Bruxelles – Nessun paese europeo ha ufficialmente chiesto, per ora, la sospensione del trattato Schengen per la libera circolazione a causa del Coronovirus, ma la diffusione dell’epidemia in Italia è tenuta sotto la lente di Bruxelles, dove sono sorti seri dubbi sull’utilità della pratica della quarantena.
“Non abbiamo indicazioni che gli Stati membri europei vogliano reintrodurre i controlli alle frontiere“, dicono fonti UE, sottolineando che “i virus non si fermano alle frontiere”. Gli Stati membri possono, infatti, per ragioni di ordine pubblico o di sicurezza interna, decidere di chiudere i propri confini, semplicemente notificandolo alla Commissione europea. Nessuna possibilità da parte dell’UE di porre il veto su una questione che rientra in pieno nelle prerogative nazionali. È una misura legalmente possibile, specificano dal Berlaymont, ma la considerano “inappropriata” ai fini di ridurre la diffusione del virus entro i confini europei.
A questi livelli di diffusione, misure come l’isolamento quando si è certi di aver contratto il virus si possono considerare più utili. Ancora diverso il discorso sulla quarantena: “Sappiamo – dicono a Bruxelles – che storicamente la quarantena ha svolto un ruolo nel contenere o nel ritardare la diffusione del contagio”. Il problema, però, è che può comportare “un uso consistente di risorse pubbliche” e decidere di metterla in atto significa anche dover tenere in considerazione due problematiche: quando tante persone – che hanno o non hanno contratto il virus, indistintamente – sono messe in stato di quarantena ci sono più probabilità di diffondere i contagi e poi va considerato anche che ci sono “tante persone che invece non sono in quarantena” e che quindi rischiano ugualmente di diffondere il virus, soprattutto dal momento che ormai sempre più paesi al mondo stanno notificando casi di contagio. Per questo, concludono fonti UE, è “improbabile che la quarantena in questo caso possa svolgere un ruolo decisivo” ai fini del contenimento dei contagi all’interno dell’UE.
Quanto alla grande quantità di casi di contagi trovati in Italia nelle ultime settimane, è vero che nel Paese “sono stati effettuati moltissimi test”, anche su chi non presenta i sintomi della malattia, confermano le fonti.
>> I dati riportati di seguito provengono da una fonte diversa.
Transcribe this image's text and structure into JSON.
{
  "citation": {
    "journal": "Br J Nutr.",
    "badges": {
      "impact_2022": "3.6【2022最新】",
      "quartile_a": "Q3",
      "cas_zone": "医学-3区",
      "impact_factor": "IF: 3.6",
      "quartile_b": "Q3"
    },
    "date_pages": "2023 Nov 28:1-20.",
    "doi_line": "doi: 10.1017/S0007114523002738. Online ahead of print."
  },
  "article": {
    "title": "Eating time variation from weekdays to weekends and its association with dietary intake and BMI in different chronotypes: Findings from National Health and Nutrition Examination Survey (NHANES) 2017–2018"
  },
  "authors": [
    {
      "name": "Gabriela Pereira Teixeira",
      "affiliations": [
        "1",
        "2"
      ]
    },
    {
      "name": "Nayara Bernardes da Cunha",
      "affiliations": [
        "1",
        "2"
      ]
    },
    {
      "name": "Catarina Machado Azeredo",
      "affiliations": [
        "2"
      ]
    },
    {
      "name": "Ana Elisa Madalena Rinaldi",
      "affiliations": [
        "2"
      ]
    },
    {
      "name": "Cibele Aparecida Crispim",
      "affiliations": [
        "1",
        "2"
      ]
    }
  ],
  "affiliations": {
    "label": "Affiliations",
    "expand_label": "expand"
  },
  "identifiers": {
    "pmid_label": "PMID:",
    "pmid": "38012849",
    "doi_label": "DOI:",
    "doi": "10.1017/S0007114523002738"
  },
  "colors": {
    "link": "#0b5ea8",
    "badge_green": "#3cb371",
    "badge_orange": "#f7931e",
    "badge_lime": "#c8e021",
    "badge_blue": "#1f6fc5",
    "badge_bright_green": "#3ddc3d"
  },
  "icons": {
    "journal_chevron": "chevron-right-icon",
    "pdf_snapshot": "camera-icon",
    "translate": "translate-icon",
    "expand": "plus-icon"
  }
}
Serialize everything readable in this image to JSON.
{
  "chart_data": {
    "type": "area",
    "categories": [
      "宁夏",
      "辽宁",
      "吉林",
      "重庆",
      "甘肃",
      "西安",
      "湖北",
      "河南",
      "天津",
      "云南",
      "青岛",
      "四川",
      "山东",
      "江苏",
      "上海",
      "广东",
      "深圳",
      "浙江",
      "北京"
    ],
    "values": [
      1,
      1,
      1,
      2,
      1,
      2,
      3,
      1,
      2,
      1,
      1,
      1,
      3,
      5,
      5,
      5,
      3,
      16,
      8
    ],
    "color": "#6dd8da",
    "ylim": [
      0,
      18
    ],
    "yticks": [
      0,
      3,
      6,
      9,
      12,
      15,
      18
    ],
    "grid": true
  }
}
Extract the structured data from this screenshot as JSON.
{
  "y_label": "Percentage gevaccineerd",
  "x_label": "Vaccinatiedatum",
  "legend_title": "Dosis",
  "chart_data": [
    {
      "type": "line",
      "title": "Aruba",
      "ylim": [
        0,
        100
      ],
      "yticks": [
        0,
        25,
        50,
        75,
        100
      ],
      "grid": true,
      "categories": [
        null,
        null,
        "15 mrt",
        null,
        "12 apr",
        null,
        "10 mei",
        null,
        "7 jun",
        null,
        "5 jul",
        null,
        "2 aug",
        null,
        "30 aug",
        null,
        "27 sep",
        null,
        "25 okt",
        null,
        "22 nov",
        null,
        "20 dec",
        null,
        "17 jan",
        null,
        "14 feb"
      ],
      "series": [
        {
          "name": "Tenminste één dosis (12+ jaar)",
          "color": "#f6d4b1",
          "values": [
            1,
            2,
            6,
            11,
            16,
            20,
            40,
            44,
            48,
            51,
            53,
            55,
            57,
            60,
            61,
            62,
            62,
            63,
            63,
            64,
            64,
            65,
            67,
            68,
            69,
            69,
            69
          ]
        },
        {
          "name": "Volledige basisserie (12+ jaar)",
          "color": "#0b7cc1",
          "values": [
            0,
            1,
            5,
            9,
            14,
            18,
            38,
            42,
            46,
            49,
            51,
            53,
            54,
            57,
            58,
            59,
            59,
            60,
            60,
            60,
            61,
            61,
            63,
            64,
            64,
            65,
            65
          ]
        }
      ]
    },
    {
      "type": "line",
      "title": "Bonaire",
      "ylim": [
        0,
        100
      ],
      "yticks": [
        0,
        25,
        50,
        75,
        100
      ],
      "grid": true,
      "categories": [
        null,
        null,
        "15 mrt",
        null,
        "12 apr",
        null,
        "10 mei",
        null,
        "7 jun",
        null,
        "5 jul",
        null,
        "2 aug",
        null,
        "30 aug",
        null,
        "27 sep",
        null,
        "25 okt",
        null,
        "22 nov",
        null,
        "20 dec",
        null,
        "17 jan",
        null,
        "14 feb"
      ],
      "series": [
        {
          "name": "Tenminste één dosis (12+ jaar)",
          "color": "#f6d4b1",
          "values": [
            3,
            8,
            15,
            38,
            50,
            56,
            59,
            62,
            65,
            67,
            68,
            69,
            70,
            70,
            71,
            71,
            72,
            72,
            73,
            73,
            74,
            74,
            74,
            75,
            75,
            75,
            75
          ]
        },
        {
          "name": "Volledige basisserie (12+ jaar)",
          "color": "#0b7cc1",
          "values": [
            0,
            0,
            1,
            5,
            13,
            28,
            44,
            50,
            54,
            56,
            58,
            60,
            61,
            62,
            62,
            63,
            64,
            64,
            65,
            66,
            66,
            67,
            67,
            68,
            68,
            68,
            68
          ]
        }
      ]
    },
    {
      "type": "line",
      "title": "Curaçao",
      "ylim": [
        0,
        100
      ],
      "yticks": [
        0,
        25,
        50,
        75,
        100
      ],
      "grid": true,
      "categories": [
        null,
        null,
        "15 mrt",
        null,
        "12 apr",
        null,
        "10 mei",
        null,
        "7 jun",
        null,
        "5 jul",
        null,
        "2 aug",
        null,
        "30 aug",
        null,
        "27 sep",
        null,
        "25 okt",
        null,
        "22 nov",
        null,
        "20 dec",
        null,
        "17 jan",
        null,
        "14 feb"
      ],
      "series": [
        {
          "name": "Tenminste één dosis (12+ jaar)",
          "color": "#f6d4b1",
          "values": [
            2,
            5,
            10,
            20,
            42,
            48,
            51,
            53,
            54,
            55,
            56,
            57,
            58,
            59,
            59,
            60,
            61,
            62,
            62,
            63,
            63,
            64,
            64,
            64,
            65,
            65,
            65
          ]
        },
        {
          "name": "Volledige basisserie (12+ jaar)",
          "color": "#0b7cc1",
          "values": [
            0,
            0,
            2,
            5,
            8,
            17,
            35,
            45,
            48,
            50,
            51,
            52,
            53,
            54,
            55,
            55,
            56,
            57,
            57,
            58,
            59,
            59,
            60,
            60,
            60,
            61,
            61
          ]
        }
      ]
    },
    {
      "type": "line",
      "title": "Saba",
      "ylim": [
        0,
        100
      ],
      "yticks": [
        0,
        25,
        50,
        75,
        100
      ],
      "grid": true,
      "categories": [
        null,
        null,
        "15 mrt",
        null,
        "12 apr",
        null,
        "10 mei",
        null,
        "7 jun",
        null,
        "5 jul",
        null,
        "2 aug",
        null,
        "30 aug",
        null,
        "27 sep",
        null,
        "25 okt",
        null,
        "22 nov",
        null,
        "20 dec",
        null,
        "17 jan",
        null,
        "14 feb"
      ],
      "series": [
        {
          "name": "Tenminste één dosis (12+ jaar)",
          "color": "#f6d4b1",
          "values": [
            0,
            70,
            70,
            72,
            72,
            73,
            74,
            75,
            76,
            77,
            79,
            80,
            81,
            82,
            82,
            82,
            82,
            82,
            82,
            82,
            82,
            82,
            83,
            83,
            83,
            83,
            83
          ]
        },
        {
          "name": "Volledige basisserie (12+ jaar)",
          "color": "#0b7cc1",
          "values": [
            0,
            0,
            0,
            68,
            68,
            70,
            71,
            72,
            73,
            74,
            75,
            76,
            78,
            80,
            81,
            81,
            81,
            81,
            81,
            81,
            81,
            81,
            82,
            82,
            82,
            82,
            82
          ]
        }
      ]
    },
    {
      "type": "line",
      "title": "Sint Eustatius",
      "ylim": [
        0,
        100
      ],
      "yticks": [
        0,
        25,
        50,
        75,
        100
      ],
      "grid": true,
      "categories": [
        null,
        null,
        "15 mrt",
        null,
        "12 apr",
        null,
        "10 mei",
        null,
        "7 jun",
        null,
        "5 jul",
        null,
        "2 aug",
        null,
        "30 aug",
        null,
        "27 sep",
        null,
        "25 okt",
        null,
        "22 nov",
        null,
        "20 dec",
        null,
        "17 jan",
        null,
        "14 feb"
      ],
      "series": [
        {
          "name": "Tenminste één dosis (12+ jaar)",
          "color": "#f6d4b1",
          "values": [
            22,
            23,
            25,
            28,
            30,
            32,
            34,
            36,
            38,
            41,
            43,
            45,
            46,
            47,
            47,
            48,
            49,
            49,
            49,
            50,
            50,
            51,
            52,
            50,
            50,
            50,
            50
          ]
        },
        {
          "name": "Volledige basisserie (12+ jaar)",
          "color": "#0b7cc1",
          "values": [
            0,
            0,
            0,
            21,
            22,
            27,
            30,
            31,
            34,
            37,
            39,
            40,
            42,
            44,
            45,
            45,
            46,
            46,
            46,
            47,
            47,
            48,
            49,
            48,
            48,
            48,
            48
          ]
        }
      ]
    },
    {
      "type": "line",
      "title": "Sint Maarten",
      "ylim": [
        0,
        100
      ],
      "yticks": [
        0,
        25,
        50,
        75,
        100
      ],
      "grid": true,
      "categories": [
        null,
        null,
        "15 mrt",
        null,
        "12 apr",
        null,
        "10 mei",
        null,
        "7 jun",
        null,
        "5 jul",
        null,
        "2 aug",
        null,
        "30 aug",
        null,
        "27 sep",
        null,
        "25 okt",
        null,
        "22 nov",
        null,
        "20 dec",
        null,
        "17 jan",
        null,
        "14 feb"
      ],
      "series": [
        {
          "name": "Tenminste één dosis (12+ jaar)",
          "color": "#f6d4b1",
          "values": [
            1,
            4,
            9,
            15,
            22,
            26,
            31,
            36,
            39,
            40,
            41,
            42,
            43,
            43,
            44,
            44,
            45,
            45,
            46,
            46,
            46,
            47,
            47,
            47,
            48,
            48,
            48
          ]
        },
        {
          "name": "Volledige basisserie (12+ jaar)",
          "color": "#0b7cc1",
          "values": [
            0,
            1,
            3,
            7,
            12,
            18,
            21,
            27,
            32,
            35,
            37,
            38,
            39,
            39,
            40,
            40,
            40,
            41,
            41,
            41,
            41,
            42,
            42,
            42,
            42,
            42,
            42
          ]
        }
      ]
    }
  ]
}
Ma è anche vero che i controlli sono stati effettuati anche in altri stati membri, precisano, e quindi l’aumento dei numeri in Italia non può essere solo una conseguenza di un più elevato numero di controlli, come in molti hanno ipotizzato.
Il coordinamento tecnico ed informativo di questa emergenza è affidato al Centro europeo per il controllo e la prevenzione delle malattie (Ecdc), l’agenzia dell’Unione europea che rafforza le difese dei paesi membri dell’Unione nei confronti delle malattie infettive e che in questo momento sta monitorando la propagazione del Coronavirus. L’Ecdc svolge le proprie attività attraverso una lista di malattie infettive (di cui definisce le caratteristiche specifici in modo che gli Stati membri siano in grado di riconoscerle e combatterle) coordinato con un un sistema di allarme, che si attiva ogni volta che un paese notifica la presenza di un focolaio di contagio. A quel punto l’agenzia valuta di volta in volta il livello di rischio dell’epidemia e può solo suggerire agli stati di mettere in pratica determinate misure di precauzione. Il coordinamento delle attività infatti resta nelle mani degli stati membri.